Yasmin Sulaiman 

Michelle Paver heads for ancient Greece

After the success of Wolf Brother, the children's author Michelle Paver summons up the myths of bronze age Greece in her new series
  
  

Author Michelle Paver
Heading for sunnier climes ... the author Michelle Paver. Photograph: Sean Smith for the Guardian Photograph: Sean Smith/Guardian

After a bestselling series of novels for children set in the stone age, Michelle Paver is moving to the bronze age with a new series of books, Gods and Warriors, set in ancient Greece.

As rain pounded the roof of the tent, the author told the Edinburgh International Book Festival that the Mediterranean was full of "uncertainty, because you never knew when a storm was going to flatten your crops".

The five-book series will focus on Hylas, a poor young boy who lives with his sister and who Paver said "lies and cheats and steals if he has to".

Hylas is joined by Pirra, a 12-year-old girl from Crete whom Paver described as "unimaginably rich", and who is fleeing an arranged marriage.

"I've loved this period since I was a kid," Paver explained to a packed audience, holding up two battered Puffin books about ancient Greece which she has owned since childhood. "I loved the myths of ancient Greece and Egypt."

Paver spoke about her extensive research process, which has seen her go swimming with dolphins in the Azores and climb the volcano Stromboli in Sicily. "Mostly," she said, "research is much more fun than the actual writing."

Paver's children's novels are based on historical, rather than fantasy, worlds. The last instalment of her Chronicles of Ancient Darkness series, Ghost Hunter, won the Guardian children's fiction prize in 2010.
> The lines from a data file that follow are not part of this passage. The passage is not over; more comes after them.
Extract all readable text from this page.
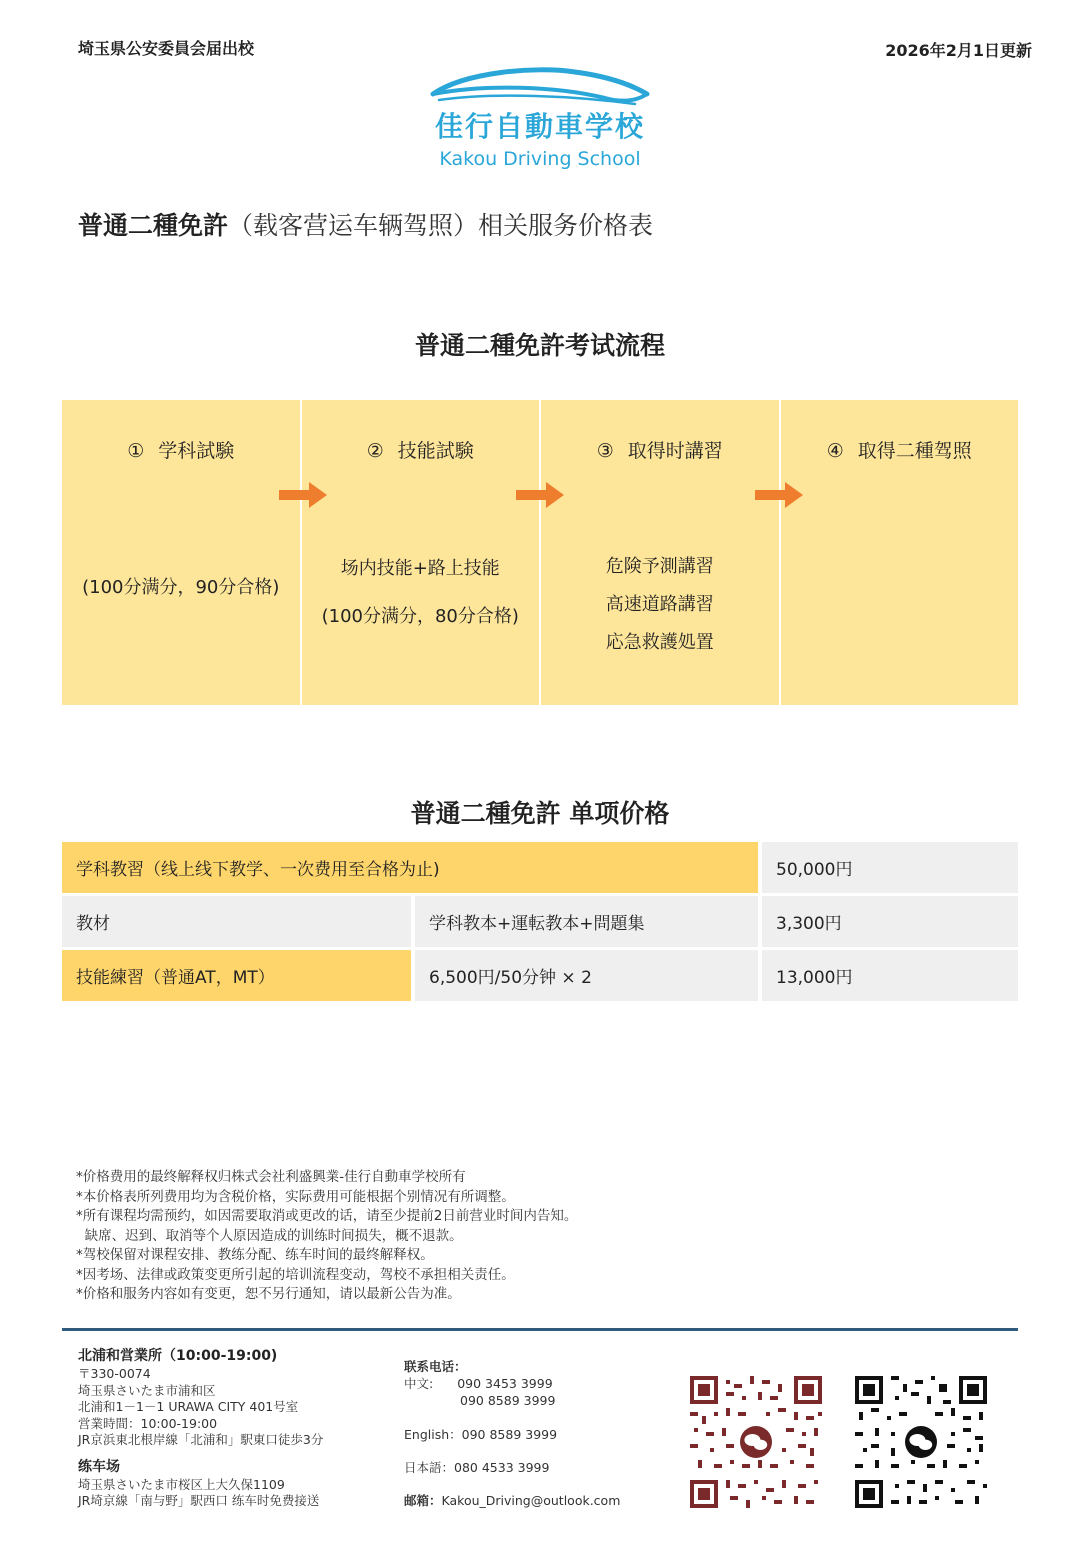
埼玉県公安委員会届出校	2026年2月1日更新
佳行自動車学校
Kakou Driving School
普通二種免許（载客营运车辆驾照）相关服务价格表
普通二種免許考试流程
① 学科試験
(100分满分，90分合格)
② 技能試験
场内技能+路上技能
(100分满分，80分合格)
③ 取得时講習
危険予測講習
高速道路講習
応急救護処置
④ 取得二種驾照
普通二種免許 单项价格
学科教習（线上线下教学、一次费用至合格为止)		50,000円
教材	学科教本+運転教本+問題集	3,300円
技能練習（普通AT，MT）	6,500円/50分钟 × 2	13,000円
*价格费用的最终解释权归株式会社利盛興業-佳行自動車学校所有
*本价格表所列费用均为含税价格，实际费用可能根据个别情况有所调整。
*所有课程均需预约，如因需要取消或更改的话，请至少提前2日前营业时间内告知。
缺席、迟到、取消等个人原因造成的训练时间损失，概不退款。
*驾校保留对课程安排、教练分配、练车时间的最终解释权。
*因考场、法律或政策变更所引起的培训流程变动，驾校不承担相关责任。
*价格和服务内容如有变更，恕不另行通知，请以最新公告为准。
北浦和営業所（10:00-19:00)
〒330-0074
埼玉県さいたま市浦和区
北浦和1－1－1 URAWA CITY 401号室
営業時間：10:00-19:00
JR京浜東北根岸線「北浦和」駅東口徒歩3分
练车场
埼玉県さいたま市桜区上大久保1109
JR埼京線「南与野」駅西口 练车时免费接送
联系电话：
中文: 090 3453 3999
090 8589 3999
English：090 8589 3999
日本語：080 4533 3999
邮箱：Kakou_Driving@outlook.com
"I want to make the world real," she told the audience. "I have to be able to believe that it could happen. I can't put Pegasus in my stories because horses can't fly. It's just a quirk in my brain."

The author was tight-lipped about future plot developments, but revealed that some of her inspiration has come from a little further east. "I've got a really exciting ending for each book and a humdinger of an ending for the last book – which I thought of in my yoga class," she said.